The National Police Gazette no longer crusaded against abortion either; it now took abortion ads. Other newspapers reported occasionally on lurid abortion cases, but journalism professor Olasky notes a change. In the late nineteenth century, press coverage often referred to abortion as the killing of unborn children. Stories in the twentieth century rarely mentioned the unborn; the focus was exclusively on the dangers of abortion to women.
Doctors also lost interest. By early in the twentieth century the AMA had regulated the irregulars (whose nineteenth-century abortion practices had threatened to take away patients and income from regular doctors) out of business, and had no more need to appeal to the legislature for the control of medical business. Doctors could regulate themselves—but showed little interest in interfering with the practices of their fellow regulars.
There was, therefore, no one to show an interest in the lives of the unborn. The American clergy never had. Sexual behavior grew more promiscuous in the Roaring Twenties, and perhaps the failure of Prohibition made America less interested in moral reform. The Soviet Union legalized and promoted abortion, to the acclaim of some. Population-control groups such as Planned Parenthood began cautiously and privately to favor abortion. So did some doctors, mainly on the basis of their claim to know what was best for the welfare of their patients without governmental interference.

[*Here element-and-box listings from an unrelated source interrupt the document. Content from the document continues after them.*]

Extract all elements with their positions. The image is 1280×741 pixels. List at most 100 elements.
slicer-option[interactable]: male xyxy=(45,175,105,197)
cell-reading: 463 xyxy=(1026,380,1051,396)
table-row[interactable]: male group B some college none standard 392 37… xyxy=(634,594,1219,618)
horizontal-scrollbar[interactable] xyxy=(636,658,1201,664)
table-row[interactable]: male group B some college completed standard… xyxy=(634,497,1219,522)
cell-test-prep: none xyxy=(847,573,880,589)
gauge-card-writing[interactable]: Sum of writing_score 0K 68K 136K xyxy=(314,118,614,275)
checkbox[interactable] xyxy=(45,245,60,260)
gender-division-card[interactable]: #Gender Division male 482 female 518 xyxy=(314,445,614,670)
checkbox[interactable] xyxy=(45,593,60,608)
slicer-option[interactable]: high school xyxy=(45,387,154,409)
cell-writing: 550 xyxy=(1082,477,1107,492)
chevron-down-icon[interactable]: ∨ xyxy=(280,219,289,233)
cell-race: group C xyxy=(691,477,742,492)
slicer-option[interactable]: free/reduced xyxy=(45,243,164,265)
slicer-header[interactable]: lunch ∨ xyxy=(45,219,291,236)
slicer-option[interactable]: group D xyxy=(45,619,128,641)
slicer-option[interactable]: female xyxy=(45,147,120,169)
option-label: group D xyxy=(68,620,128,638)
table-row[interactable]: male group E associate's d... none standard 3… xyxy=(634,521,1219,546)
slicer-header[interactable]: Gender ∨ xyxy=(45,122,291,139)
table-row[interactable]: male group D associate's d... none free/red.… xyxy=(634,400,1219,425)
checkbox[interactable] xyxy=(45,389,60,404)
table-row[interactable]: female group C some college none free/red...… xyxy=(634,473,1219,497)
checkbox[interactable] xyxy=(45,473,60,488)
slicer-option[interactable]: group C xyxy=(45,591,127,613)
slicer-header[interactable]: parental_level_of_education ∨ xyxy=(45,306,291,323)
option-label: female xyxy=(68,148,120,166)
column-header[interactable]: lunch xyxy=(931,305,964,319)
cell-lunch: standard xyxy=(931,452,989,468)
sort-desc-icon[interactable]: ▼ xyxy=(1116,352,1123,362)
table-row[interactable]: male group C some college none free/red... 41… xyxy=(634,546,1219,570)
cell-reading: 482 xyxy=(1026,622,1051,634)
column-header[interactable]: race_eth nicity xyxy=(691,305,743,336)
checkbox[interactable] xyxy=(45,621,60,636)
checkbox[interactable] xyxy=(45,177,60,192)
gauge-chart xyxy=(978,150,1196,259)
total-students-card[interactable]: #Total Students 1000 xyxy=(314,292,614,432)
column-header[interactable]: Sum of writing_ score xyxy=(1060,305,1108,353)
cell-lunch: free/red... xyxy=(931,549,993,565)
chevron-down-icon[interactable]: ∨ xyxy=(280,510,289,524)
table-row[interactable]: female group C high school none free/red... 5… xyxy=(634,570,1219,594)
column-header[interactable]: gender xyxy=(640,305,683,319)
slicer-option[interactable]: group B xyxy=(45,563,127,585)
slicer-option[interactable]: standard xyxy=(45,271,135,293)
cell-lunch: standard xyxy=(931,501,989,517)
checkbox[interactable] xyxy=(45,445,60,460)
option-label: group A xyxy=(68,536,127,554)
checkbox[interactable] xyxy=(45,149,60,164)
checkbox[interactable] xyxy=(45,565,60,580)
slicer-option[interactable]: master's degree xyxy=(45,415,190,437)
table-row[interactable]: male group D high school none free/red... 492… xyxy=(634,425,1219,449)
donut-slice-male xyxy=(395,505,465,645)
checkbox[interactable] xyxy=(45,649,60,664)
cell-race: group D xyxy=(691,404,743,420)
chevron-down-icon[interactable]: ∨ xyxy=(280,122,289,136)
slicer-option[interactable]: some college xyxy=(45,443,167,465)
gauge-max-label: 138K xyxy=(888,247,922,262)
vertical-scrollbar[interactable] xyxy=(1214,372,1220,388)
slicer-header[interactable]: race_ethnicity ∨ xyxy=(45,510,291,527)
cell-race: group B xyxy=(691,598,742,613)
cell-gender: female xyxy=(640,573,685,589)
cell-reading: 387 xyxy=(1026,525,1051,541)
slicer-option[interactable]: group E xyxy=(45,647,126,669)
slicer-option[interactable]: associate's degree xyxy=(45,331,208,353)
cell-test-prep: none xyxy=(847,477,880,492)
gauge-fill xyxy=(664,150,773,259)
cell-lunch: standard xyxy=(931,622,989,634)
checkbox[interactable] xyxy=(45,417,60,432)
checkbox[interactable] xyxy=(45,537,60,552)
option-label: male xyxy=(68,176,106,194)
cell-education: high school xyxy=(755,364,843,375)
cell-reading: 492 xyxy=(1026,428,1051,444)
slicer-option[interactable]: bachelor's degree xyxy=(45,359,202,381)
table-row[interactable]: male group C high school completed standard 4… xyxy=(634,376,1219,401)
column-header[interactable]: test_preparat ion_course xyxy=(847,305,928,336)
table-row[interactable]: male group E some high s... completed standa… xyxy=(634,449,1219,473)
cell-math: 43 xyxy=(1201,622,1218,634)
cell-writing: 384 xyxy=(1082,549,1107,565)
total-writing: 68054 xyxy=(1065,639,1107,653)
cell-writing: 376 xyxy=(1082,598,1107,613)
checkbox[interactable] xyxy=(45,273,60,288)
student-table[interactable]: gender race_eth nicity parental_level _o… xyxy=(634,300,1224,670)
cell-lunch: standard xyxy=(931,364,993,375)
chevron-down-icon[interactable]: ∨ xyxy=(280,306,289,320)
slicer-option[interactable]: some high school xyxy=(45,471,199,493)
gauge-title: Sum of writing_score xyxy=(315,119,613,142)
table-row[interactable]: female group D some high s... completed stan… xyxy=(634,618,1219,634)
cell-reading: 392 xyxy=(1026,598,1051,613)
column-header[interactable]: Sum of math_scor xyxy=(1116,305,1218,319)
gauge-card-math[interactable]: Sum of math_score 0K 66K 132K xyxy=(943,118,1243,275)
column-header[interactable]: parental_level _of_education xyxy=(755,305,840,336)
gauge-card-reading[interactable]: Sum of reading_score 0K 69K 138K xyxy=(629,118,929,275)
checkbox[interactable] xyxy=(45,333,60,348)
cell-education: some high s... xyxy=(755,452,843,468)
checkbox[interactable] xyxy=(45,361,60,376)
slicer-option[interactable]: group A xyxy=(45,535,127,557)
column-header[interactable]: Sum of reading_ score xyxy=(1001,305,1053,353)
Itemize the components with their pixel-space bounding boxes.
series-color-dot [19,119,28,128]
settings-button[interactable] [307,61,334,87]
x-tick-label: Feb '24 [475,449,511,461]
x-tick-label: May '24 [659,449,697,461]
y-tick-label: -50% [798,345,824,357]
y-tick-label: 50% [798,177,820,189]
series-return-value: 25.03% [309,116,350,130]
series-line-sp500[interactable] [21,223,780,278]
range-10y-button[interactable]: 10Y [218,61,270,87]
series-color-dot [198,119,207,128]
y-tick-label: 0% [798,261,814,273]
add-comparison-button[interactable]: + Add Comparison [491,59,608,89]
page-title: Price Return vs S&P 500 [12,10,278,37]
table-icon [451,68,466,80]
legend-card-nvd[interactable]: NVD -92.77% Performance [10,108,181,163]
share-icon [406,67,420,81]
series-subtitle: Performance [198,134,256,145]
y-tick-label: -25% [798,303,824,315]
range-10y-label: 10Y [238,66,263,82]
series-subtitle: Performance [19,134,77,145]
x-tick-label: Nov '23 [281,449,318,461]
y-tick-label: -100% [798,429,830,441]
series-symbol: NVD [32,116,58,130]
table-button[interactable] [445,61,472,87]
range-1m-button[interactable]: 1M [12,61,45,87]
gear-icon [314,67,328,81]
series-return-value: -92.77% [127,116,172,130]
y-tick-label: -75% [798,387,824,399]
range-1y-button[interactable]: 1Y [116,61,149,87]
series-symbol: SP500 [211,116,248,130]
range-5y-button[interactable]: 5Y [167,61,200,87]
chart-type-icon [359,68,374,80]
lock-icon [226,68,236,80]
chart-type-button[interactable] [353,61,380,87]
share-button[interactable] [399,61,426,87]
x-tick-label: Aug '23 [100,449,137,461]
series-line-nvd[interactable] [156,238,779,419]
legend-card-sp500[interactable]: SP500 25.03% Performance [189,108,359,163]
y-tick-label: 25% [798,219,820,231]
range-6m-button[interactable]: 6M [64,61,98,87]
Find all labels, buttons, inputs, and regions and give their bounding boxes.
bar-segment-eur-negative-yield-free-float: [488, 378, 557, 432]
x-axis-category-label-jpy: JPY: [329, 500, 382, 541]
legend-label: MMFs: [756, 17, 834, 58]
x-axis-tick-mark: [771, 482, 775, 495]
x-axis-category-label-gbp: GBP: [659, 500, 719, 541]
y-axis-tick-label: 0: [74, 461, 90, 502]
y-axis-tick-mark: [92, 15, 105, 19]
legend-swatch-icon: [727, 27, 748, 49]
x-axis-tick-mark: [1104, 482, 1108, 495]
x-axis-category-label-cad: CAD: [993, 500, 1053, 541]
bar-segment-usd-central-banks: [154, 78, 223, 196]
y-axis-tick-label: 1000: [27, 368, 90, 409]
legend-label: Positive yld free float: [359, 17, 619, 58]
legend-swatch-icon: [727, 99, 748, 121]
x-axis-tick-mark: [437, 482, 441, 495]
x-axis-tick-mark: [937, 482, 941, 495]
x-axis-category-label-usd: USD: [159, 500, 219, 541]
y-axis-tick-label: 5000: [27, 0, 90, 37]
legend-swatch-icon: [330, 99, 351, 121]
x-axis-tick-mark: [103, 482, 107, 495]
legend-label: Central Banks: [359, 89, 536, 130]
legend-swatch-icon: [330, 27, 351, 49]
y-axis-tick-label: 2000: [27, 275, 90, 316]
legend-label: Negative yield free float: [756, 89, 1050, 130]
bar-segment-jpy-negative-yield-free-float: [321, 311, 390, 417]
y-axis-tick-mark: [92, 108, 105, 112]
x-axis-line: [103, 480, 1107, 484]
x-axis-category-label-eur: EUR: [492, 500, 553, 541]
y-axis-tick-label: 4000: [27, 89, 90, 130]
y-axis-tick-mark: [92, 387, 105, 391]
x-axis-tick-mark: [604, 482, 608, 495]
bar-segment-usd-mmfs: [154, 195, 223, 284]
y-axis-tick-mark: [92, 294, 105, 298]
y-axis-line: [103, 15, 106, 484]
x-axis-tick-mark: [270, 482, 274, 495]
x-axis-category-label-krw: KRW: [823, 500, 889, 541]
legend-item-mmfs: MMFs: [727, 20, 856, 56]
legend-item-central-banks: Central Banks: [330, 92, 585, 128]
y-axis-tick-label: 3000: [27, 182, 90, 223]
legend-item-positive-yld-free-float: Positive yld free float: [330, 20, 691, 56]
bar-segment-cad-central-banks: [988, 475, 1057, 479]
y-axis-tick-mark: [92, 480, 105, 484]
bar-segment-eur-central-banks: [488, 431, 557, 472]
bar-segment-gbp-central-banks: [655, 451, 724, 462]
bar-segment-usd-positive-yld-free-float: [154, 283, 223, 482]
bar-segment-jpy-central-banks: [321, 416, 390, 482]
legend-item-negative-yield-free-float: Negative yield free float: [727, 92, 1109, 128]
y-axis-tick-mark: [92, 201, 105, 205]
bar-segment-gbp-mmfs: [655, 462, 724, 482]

Contrary to popular assertions, the number of women who died from "back-alley abortionists" was small; according to the Kinsey Report, 85 percent of abortions were done by doctors, and the number of annual deaths declined steadily, to an estimated 300 by 1967. The deaths were tragic whatever the number, but far more significant in putting abortion back on the public agenda was doctors' discomfort with the rigidity of the antiabortion laws.
Perhaps the most important thing to remember about the beginning of the third abortion war was that it seemed to be about a relatively small change in the law—"abortion reform," as it was called. The "right to abortion" was not an issue, at least for women; if anyone's rights were at stake, they were the doctor's. In 1959 the prestigious American Law Institute (ALI) published a new "model code" for state legislatures. It would allow a doctor to perform abortions in cases of rape, incest, serious deformity, and whenever the doctor believed there was risk to the mental or physical health to the mother. The word believed was significant, because it meant a doctor was virtually immune from prosecution so long as he would claim, whatever the medical facts, that he had believed them threatening. Few imagined that such terminology could become an open door to abortion on demand.